This is an optional bonus: a sort of DVD Special Feature, “The Making of Variable Star,” in which I explain how I ended up being the one to tell you the story.
Feel free to save it for later, or skip it altogether. Its principal purpose is to save me from having to spend the next few years answering the same questions over and over, and I already suspect it’s probably not going to work.
I type this in November of 2005, in my office on an island west of British Columbia… but for me, the whole thing began way over at the other end of the continent, in a New York suburb rightly called Plainview, fifty-one years ago in November of 1954, when I turned six years old.
My mother wanted to raise a literate son. But Mom also had a lot of resting she wanted to get done, so she came up with a diabolically efficient scheme for teaching me to read. She would start reading me a Lone Ranger comic book, and just as it got to the really exciting part, where the masked man was hanging by his fingertips from the cliff… Mom would suddenly remember she had to go wind the cat or fry the dishes. By age six I had taught myself to read out of sheer frustration.
On my birthday, she graduated me to the hard stuff. She drove me to a building called a “lie bury,” and told me to go inside and ask the nice lady behind the desk for a book. I followed instructions. “Mom says gimme a book, lady.” And the nice lady behind the desk sized me up thoughtfully, and handed me the very first book with no pictures in it that I ever read in my life: Rocket Ship Galileo, by Robert A. Heinlein.
Her name was Ruth Siegel. She changed my life completely.
It was the first of Robert’s famous juvenile novels—and it was at least a hundred times better than the Lone Ranger! It was about teenage boys who were so smart they went to the Moon, and fought Nazis there, and there was nothing dopey about it, it all could have been true, practically! I finished it that night, and the next day I walked two miles to that lie bury and demanded to swap it for another one by the same guy. The same nice lady accommodated me, and the first ten books I ever read in my life were by Robert Heinlein, and they were all great.
When I tried other books, by other writers, it immediately became clear that some were good, and some were rotten. But it was just as clear that the ones in the same stack with the Heinleins—the ones that all had a sticker on their spine depicting a hydrogen atom inexplicably impaled by a V2—were always excellent, nearly as good as Heinlein himself. In 1954, science fiction was such a scorned genre that any sf actually published in hardcover—and then ordered by a public library—had to be terrific. I became a hard-core sf reader simply because that was where all the best stuff was… and so the whole course of my life was twisted.

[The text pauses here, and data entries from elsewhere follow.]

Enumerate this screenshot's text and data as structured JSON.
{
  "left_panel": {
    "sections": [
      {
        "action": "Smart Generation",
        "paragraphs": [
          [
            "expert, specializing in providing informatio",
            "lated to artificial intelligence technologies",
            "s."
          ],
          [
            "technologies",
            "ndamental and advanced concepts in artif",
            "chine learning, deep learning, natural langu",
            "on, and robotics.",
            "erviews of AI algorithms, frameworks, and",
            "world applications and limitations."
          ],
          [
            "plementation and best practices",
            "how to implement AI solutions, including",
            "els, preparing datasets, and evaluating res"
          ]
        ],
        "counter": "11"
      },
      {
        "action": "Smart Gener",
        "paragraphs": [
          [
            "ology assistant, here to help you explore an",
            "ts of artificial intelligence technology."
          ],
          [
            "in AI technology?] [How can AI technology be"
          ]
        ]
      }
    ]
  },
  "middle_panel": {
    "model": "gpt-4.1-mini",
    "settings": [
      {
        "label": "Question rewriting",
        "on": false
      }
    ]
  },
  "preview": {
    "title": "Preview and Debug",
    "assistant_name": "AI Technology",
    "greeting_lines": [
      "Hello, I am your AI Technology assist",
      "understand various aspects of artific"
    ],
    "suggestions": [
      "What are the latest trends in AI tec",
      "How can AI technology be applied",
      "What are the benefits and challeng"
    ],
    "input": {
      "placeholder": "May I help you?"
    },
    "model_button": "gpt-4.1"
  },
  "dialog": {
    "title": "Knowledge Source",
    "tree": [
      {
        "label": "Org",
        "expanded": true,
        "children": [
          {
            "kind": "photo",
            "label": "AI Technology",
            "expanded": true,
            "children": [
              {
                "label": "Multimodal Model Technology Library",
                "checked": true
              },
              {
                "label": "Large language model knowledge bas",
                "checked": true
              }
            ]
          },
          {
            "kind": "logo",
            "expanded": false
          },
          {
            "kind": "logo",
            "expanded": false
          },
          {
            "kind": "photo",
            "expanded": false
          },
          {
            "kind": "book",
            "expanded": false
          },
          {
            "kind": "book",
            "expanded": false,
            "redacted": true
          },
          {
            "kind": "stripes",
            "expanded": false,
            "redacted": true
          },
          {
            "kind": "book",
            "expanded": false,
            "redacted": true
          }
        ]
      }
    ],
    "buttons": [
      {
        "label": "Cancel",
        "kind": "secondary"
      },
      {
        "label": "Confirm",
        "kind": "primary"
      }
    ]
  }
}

Now the story jumps ahead nearly a year—and yanks us halfway back across the country again.
On November 14, 1955, ten days before my seventh birthday, Robert Anson Heinlein sat down at his desk in Colorado Springs and wrote an outline for a novel he first called The Stars Are a Clock.

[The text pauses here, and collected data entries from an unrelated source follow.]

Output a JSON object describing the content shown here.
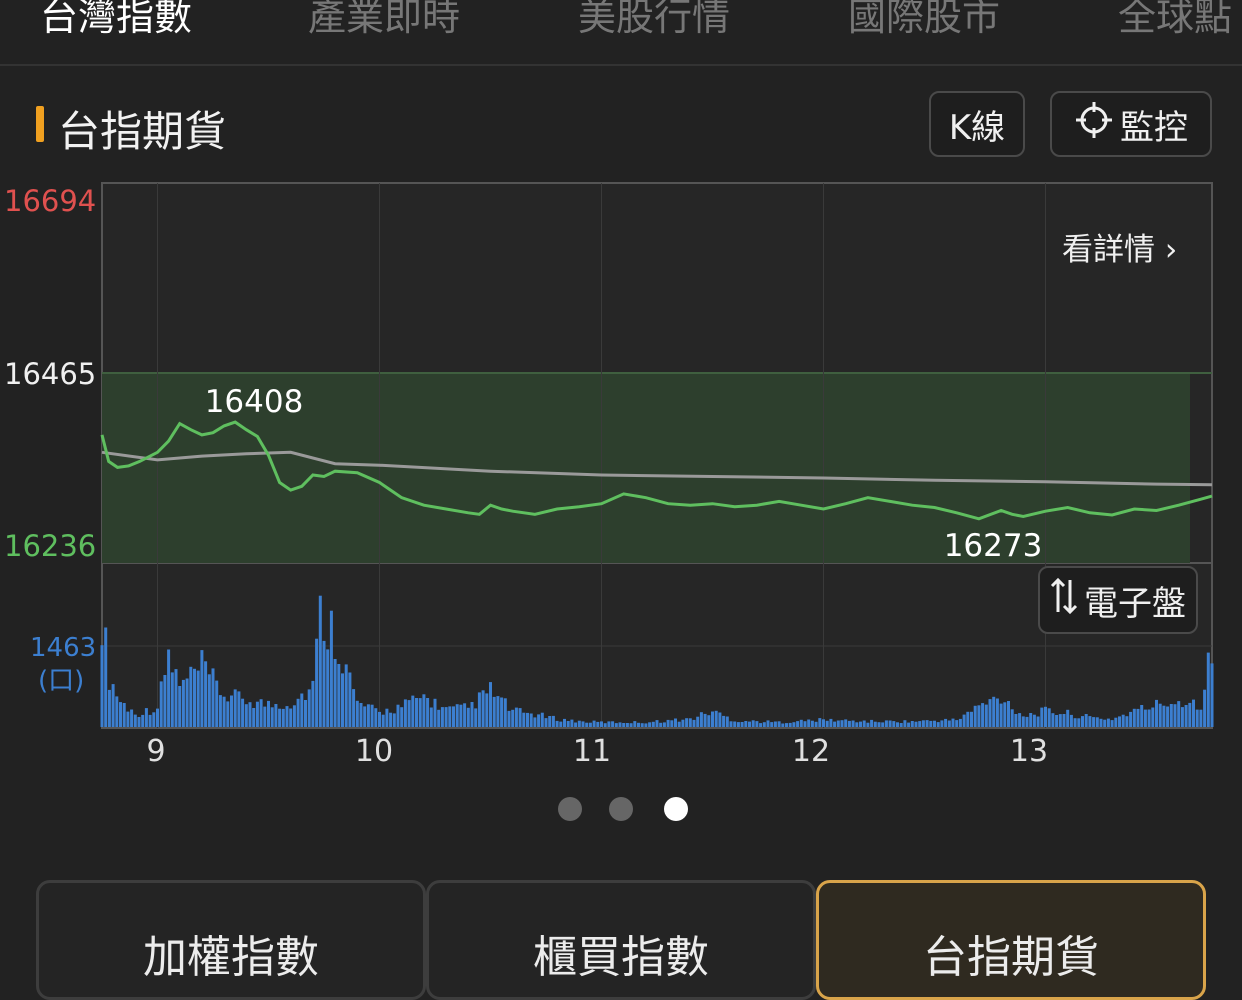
{
  "top_tabs": [
    "台灣指數",
    "產業即時",
    "美股行情",
    "國際股市",
    "全球點"
  ],
  "active_tab": 0,
  "section": {
    "title": "台指期貨"
  },
  "buttons": {
    "kline": "K線",
    "monitor": "監控",
    "detail": "看詳情",
    "electronic": "電子盤"
  },
  "colors": {
    "accent": "#f0a020",
    "up": "#e0514f",
    "down": "#5fbf5f",
    "volume": "#3c7fd0",
    "selected_border": "#d9a44a"
  },
  "chart_data": {
    "type": "line",
    "x_axis": {
      "ticks": [
        "9",
        "10",
        "11",
        "12",
        "13"
      ],
      "range": [
        8.75,
        13.75
      ]
    },
    "price": {
      "high_label": "16694",
      "ref_label": "16465",
      "low_label": "16236",
      "ylim": [
        16236,
        16694
      ],
      "reference": 16465,
      "annotation_high": "16408",
      "annotation_low": "16273",
      "series": [
        {
          "name": "price",
          "x": [
            8.75,
            8.78,
            8.82,
            8.87,
            8.92,
            9.0,
            9.05,
            9.1,
            9.15,
            9.2,
            9.25,
            9.3,
            9.35,
            9.4,
            9.45,
            9.5,
            9.55,
            9.6,
            9.65,
            9.7,
            9.75,
            9.8,
            9.9,
            10.0,
            10.05,
            10.1,
            10.2,
            10.3,
            10.4,
            10.45,
            10.5,
            10.55,
            10.6,
            10.7,
            10.8,
            10.9,
            11.0,
            11.1,
            11.2,
            11.3,
            11.4,
            11.5,
            11.6,
            11.7,
            11.8,
            11.9,
            12.0,
            12.1,
            12.2,
            12.3,
            12.4,
            12.5,
            12.6,
            12.7,
            12.8,
            12.85,
            12.9,
            13.0,
            13.1,
            13.2,
            13.3,
            13.4,
            13.5,
            13.6,
            13.7,
            13.75
          ],
          "y": [
            16383,
            16348,
            16340,
            16342,
            16348,
            16360,
            16375,
            16398,
            16390,
            16383,
            16386,
            16395,
            16400,
            16390,
            16381,
            16356,
            16320,
            16310,
            16315,
            16330,
            16328,
            16335,
            16333,
            16320,
            16310,
            16300,
            16290,
            16285,
            16280,
            16278,
            16290,
            16285,
            16282,
            16278,
            16285,
            16288,
            16292,
            16305,
            16300,
            16292,
            16290,
            16292,
            16288,
            16290,
            16295,
            16290,
            16285,
            16292,
            16300,
            16295,
            16290,
            16287,
            16280,
            16272,
            16283,
            16278,
            16275,
            16282,
            16287,
            16280,
            16277,
            16285,
            16283,
            16290,
            16298,
            16302
          ]
        },
        {
          "name": "average",
          "x": [
            8.75,
            9.0,
            9.2,
            9.4,
            9.6,
            9.8,
            10.0,
            10.5,
            11.0,
            11.5,
            12.0,
            12.5,
            13.0,
            13.5,
            13.75
          ],
          "y": [
            16360,
            16350,
            16355,
            16358,
            16360,
            16345,
            16343,
            16335,
            16330,
            16328,
            16326,
            16323,
            16321,
            16318,
            16317
          ]
        }
      ]
    },
    "volume": {
      "label": "1463",
      "unit": "(口)",
      "max": 1463,
      "x": [
        8.75,
        8.78,
        8.83,
        8.9,
        9.0,
        9.05,
        9.1,
        9.2,
        9.3,
        9.5,
        9.6,
        9.7,
        9.73,
        9.8,
        9.9,
        10.0,
        10.1,
        10.2,
        10.3,
        10.4,
        10.5,
        10.6,
        10.7,
        10.8,
        10.9,
        11.0,
        11.2,
        11.4,
        11.5,
        11.6,
        11.8,
        12.0,
        12.2,
        12.4,
        12.6,
        12.7,
        12.8,
        12.9,
        13.0,
        13.1,
        13.2,
        13.3,
        13.4,
        13.5,
        13.6,
        13.7,
        13.75
      ],
      "y": [
        1450,
        650,
        330,
        160,
        240,
        900,
        500,
        750,
        400,
        280,
        300,
        500,
        1400,
        1190,
        300,
        180,
        260,
        380,
        220,
        240,
        460,
        200,
        160,
        100,
        70,
        60,
        60,
        100,
        200,
        80,
        60,
        90,
        70,
        70,
        90,
        260,
        380,
        140,
        200,
        170,
        120,
        100,
        200,
        280,
        330,
        300,
        1000
      ]
    }
  }
}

He later wrote in half a dozen possible alternate titles by hand, including Doctor Einstein’s Clock, but never settled on one he liked. This was not unusual for him. A Martian Named Smith, for instance, was also The Heretic for a while before it was finally published as Stranger in a Strange Land.
His outline filled at least eight extremely dense pages: single-spaced ten-pica type with absolutely minimal margins on all four sides and very few strikeovers. He also filled fourteen 3X5 index cards with extensive handwritten notes relating to the book. And then, for reasons only he could tell us, he closed the file and put it in a drawer, and never got around to writing that particular book.
Now the biggest jump of all: less mileage this time, but nearly forty-eight years—to Toronto on September 1, 2003, where the World Science Fiction Convention, Torcon 3, was held that year.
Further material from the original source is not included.